Sobre Lula, Genro acredita que o ex-presidente está sendo perseguido assim como muitos outros líderes políticos brasileiros que olharam para os mais pobres – como Getúlio Vargas, Juscelino Kubitscheck e Jango Goulart. “O Lula está sofrendo um cerco como todos os grandes presidentes que o Brasil teve que tiveram alguma preocupação com os pobres”, diz ele.

Leia abaixo a íntegra da entrevista:

O que é, na sua avaliação, a Operação Lava-Jato?

A Operação Lava-Jato é um movimento de dentro do Estado contra a corrupção. Nesse movimento que ela faz para atacar a corrupção existem desvirtuamentos de natureza política que transformam a Lava-Jato em um processo híbrido, de uma parte uma operação normal do Estado para acabar com a corrupção e de outra parte um instrumento político, de ataque de demolição dirigido contra o PT e contra a esquerda. Não usam os mesmos critérios para apurar esses que estão no governo que é uma confederação de investigados e denunciados sem consequência.

Se for corrigido algumas injustiças e determinadas inconstitucionalidades e ela se aprofundar e for para todo o espectro político pode ser positivo. Senão ficará apenas como o ritual de demolição política de um projeto representado pelo PT e pela esquerda que tem contas a pagar mas muito menos do que as forças conservadoras no país.

 

Ela contribuiu para o cenário de instabilidade do país? Como?

A instabilidade do país tem a ver substancialmente com a Lava-Jato. A partir de um certo momento a Lava-Jato tornou-se um instrumento para derrubar a presidenta. Ela alienou-se de seus fins legais e transformou-se em um instrumento político. E formou-se uma ampla frente da mídia oligopolizada, de centros de inteligência do capital financeiro e setores conservadores para instituir um novo governo.

E a instituição desse novo governo não se coaduna com os fins formais da Lava-Jato que é o combate à corrupção. A instabilidade que está aí deve sim a Lava-Jato principalmente pelos desvirtuamentos. Não pelos processos justos e legais que são a investigação da corrupção.

A instabilidade do país tem a ver substancialmente com a Lava-Jato. A partir de um certo momento a Lava-Jato tornou-se um instrumento para derrubar a presidenta.

 

Quais são alguns desses abusos do poder judiciário?

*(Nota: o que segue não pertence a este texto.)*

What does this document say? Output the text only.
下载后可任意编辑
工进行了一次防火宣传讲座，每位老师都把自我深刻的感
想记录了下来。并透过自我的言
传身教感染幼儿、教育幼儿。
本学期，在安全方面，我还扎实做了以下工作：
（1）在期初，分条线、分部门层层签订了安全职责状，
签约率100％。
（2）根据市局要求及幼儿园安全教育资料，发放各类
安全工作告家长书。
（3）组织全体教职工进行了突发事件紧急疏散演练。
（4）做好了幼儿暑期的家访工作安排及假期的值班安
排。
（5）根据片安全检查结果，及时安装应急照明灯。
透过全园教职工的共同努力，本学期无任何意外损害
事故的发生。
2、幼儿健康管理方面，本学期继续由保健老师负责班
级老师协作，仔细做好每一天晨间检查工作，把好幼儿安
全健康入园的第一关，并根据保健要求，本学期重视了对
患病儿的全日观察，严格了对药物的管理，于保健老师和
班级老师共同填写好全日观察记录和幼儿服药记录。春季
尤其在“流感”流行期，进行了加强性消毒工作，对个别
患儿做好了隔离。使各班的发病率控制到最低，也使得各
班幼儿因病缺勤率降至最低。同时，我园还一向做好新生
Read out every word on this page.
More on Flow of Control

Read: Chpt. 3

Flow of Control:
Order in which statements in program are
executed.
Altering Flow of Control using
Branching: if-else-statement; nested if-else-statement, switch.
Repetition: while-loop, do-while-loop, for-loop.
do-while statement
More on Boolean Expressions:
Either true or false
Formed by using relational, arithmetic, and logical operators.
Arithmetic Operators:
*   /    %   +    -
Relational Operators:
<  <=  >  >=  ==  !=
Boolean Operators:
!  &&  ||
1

A partir do momento que o Supremo começou a aceitar prisões por tempo indeterminado sem transito em julgado. A aceitar delações de réus presos sendo forçados e orientados a dar determinadas declarações nitidamente isso alterou o jogo político e isso favoreceu a instabilidade do governo Dilma e a substituição por essa confederação de denunciados e investigados.

 

O que ocorreu para que Dilma fosse retirada ilegalmente do poder?

Aquilo que era uma aliança para promover reformas e mudanças sociais virou uma aliança golpista. Essa mudança do PMDB dentro da coalizão foi o que resultou no xeque mate do governo Dilma. E acabou acontecendo o que a gente previa há dois anos. Que a operação “Mãos Limpas” brasileira resultou em um governo pior que o do Berlusconi.

A operação “Mãos Limpas” brasileiras resultou em um governo pior que o do Berlusconi.

 

Qual o próximo passo?

Nós temos que ter a humildade de entender que o PT só muda se sofrer um impacto de fora para dentro.  Significa compor com demais forças da academia, dos movimentos sociais e demais partidos uma nova fração política. Do qual o PT não deve pretender ser hegemônico.

Deve ser um dos principais centros dessa nova frente compartilhado com os setores novos que surgiram na resistência ao golpe que estão nas ruas resistindo e deslegitimando o governo temer e que pretendem uma revisão programática para um governo da esquerda democrática no país.

 

Qual é essa revisão programática?

Os nossos momentos mais intensamente virtuosos se deram em um momento que o estado brasileiro era financiado pelo preço das commodities no mercado internacional que permitiu que, ao mesmo tempo que sofríamos a extorsão do capital financeiro globalizado nós pudéssemos desenvolver políticas sociais altamente positivas para os mais pobres do pais.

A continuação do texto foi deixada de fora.